Ak Parti'nin (Cumhur İttifakı'nın)  Konya'da geçen seçimlerden ders çıkardığı söylenebilir. Ereğli ve Beyşehir gibi  il olmaya namzet ilçeler için verilen kararın isabetli olduğunu düşünüyorum. Ak Parti'nin merkez dışındaki diğer ilçelerde ciddi bir değişime gittiği görülüyor. Seydişehir, Akşehir, Kadınhanı ve Ilgın'daki değişim dikkat çekici. Değişen ilçeler için şimdiden bir şey söylemek mümkün değil. Ancak il teşkilatının bu ilçelerde aylar süren titiz bir çalışma yürüttüğünü biliyorum.  Asıl sözü tabi ki 31 Mart'ta seçmen söyleyecek.

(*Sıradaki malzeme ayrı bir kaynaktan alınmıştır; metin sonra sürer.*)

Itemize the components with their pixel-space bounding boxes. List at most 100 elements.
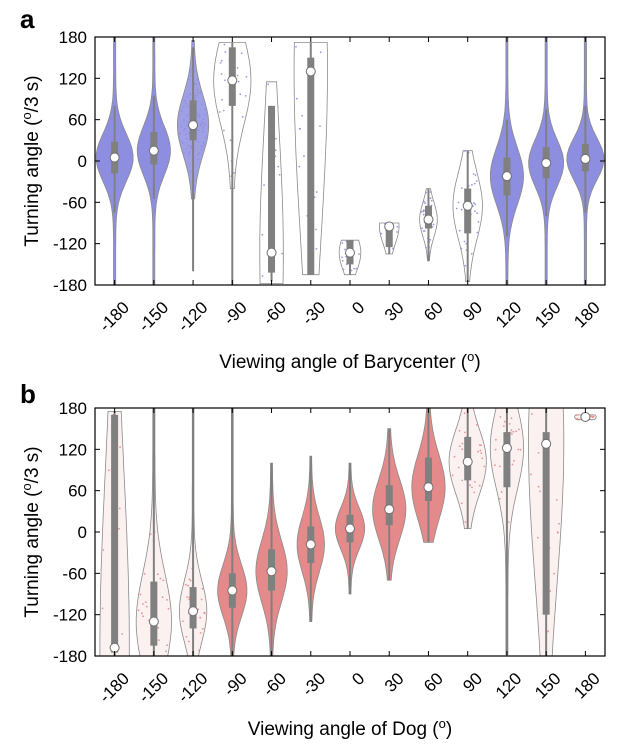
data-point — [354, 520, 357, 523]
data-point — [150, 107, 153, 110]
data-point — [568, 159, 571, 161]
data-point — [432, 449, 434, 452]
data-point — [278, 173, 281, 176]
data-point — [200, 148, 203, 151]
data-point — [305, 576, 308, 578]
median-marker — [462, 200, 473, 211]
data-point — [392, 247, 394, 250]
data-point — [300, 534, 303, 536]
iqr-box — [464, 188, 472, 234]
data-point — [166, 140, 168, 143]
violin-60 — [419, 188, 438, 262]
data-point — [547, 206, 550, 209]
data-point — [430, 510, 433, 513]
data-point — [558, 169, 561, 172]
data-point — [461, 479, 464, 482]
violin-30 — [379, 221, 400, 255]
data-point — [509, 229, 511, 231]
data-point — [453, 455, 456, 458]
data-point — [198, 649, 200, 652]
data-point — [433, 446, 435, 449]
data-point — [107, 160, 110, 163]
y-tick-label: 0 — [78, 523, 87, 542]
data-point — [204, 136, 206, 139]
data-point — [355, 548, 358, 551]
data-point — [199, 616, 202, 619]
data-point — [375, 500, 377, 503]
data-point — [229, 608, 232, 610]
data-point — [494, 464, 496, 467]
data-point — [320, 541, 323, 544]
data-point — [354, 523, 357, 526]
data-point — [316, 551, 319, 554]
data-point — [120, 141, 122, 144]
data-point — [382, 551, 385, 553]
y-tick-label: -60 — [62, 193, 87, 212]
data-point — [494, 181, 497, 183]
data-point — [498, 194, 500, 197]
data-point — [161, 169, 164, 172]
data-point — [461, 442, 464, 445]
data-point — [140, 164, 143, 167]
data-point — [319, 548, 322, 551]
data-point — [543, 130, 545, 133]
data-point — [380, 507, 383, 510]
data-point — [570, 145, 573, 148]
data-point — [513, 204, 516, 207]
data-point — [187, 144, 189, 147]
data-point — [165, 650, 167, 653]
data-point — [512, 430, 515, 433]
data-point — [221, 591, 223, 594]
data-point — [380, 232, 383, 235]
data-point — [186, 124, 189, 126]
data-point — [239, 603, 242, 606]
data-point — [492, 184, 495, 187]
data-point — [504, 142, 507, 144]
data-point — [283, 571, 286, 574]
data-point — [396, 538, 399, 540]
data-point — [316, 537, 319, 539]
data-point — [586, 134, 589, 136]
data-point — [222, 109, 225, 112]
y-tick-label: -180 — [53, 647, 87, 666]
data-point — [156, 170, 159, 173]
data-point — [353, 498, 355, 500]
data-point — [187, 77, 190, 80]
data-point — [342, 268, 345, 271]
data-point — [420, 464, 423, 467]
data-point — [141, 612, 143, 615]
data-point — [575, 152, 578, 155]
data-point — [338, 536, 341, 539]
data-point — [183, 129, 185, 132]
data-point — [226, 584, 229, 587]
data-point — [101, 159, 104, 162]
data-point — [304, 554, 307, 557]
data-point — [500, 185, 502, 187]
data-point — [151, 187, 154, 190]
data-point — [120, 136, 123, 139]
data-point — [143, 138, 146, 141]
data-point — [166, 599, 168, 601]
data-point — [595, 151, 598, 154]
data-point — [240, 594, 243, 596]
data-point — [127, 165, 130, 167]
data-point — [537, 485, 540, 488]
data-point — [342, 506, 345, 509]
data-point — [235, 558, 238, 561]
data-point — [424, 441, 427, 444]
data-point — [503, 137, 506, 140]
data-point — [148, 164, 151, 167]
data-point — [509, 137, 512, 140]
data-point — [573, 169, 575, 172]
data-point — [318, 529, 320, 531]
data-point — [461, 448, 464, 451]
data-point — [219, 591, 222, 593]
y-tick-label: 120 — [59, 440, 87, 459]
data-point — [496, 196, 498, 199]
data-point — [548, 191, 551, 194]
data-point — [279, 591, 282, 593]
x-tick-label: -150 — [135, 298, 172, 335]
data-point — [117, 140, 120, 143]
data-point — [156, 573, 159, 576]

Konya, belediyecilikte model bir şehir. İnsan odaklı hizmet anlayışı ile çalışılıyor. Belediye sınırlarının il sınırları olarak değiştirildiği 2014 yılından sonra Konya'da belediyecilik bir hayli zorlaştı. Kuzey-Güney, Doğu-Batı istikametlerde 400 kilometreye varan mesafelere sahip Konya'da bu zorluk ekstra mesailerle aşıldı. Konya'da özellikle Büyükşehir Belediyesi ciddi manada efor sarf ediyor. Gördük ve şahidiz ki taşra ile merkez arasındaki hizmet makası bir hayli daraltılmış durumda.  Artık merkezde hangi hizmetlere ulaşabiliyorsa Konyalı, taşrada da aynı hizmete ulaşabiliyor. Eksikler yok mu? Var elbette. Onların da bu yeni dönemde tamamlanacağına inanıyorum.

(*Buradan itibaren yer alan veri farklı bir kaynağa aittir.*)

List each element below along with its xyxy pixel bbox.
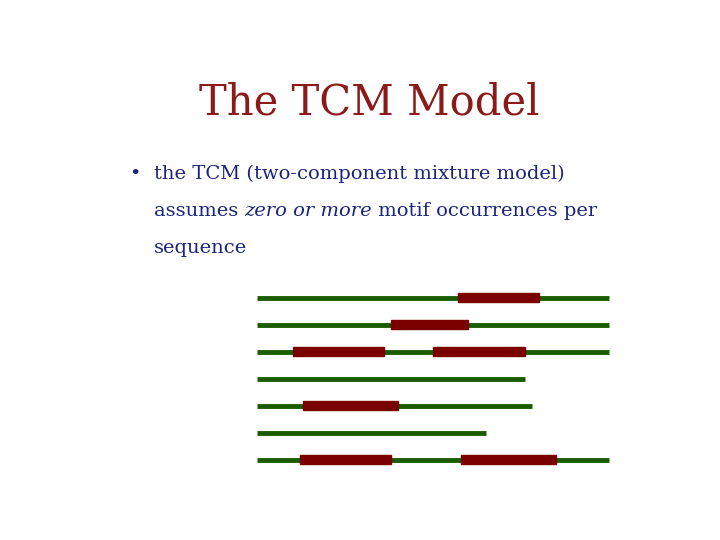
Bar	[462, 455, 557, 464]
Bar	[303, 401, 398, 410]
Text: sequence: sequence	[154, 239, 248, 258]
Text: zero or more: zero or more	[245, 202, 372, 220]
Text: •: •	[129, 165, 140, 183]
Text: The TCM Model: The TCM Model	[199, 82, 539, 124]
Bar	[391, 320, 468, 329]
Bar	[433, 347, 525, 356]
Text: the TCM (two-component mixture model): the TCM (two-component mixture model)	[154, 165, 564, 183]
Text: motif occurrences per: motif occurrences per	[372, 202, 598, 220]
Bar	[458, 293, 539, 302]
Text: assumes: assumes	[154, 202, 245, 220]
Bar	[300, 455, 391, 464]
Bar	[292, 347, 384, 356]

Merkezi yönetimde herkese dokunabilmek zor.  Hizmet ve yatırımlar orada belirli bir öncelik sırasına göre yapılıyor. Ancak yerel idarelerde öyle değil. Yerel idarelerde herkese dokunulabilmek mümkün. Ulaşımdan suya, kanalizasyondan temizliğe kadar herkesi ilgilendiren hizmetler üretiyor belediyeler. Bundan dolayıdır ki belediyecilik çok önemli. Her zaman çok yatırım, çok hizmet yeterli olmuyor. İnsanların gönlüne de dokunmak gerekiyor. Yeniden aday gösterilmeyen veya seçimlerde kaybeden belediye başkanlarının bu yönüyle kendilerini bir çek etmeleri gerekiyor. Halkın gönlüne giren, partinin de gönlüne giriyor. Partinin gönlüne giren bir sonraki seçim için yerini sağlamlaştırıyor.
Benden yeni adaylara tavsiye. Ne yapın, ne edin halkın gönlüne girin. Allah'ın rızasının halkın gönlüne girmekte olduğunu unutmayın.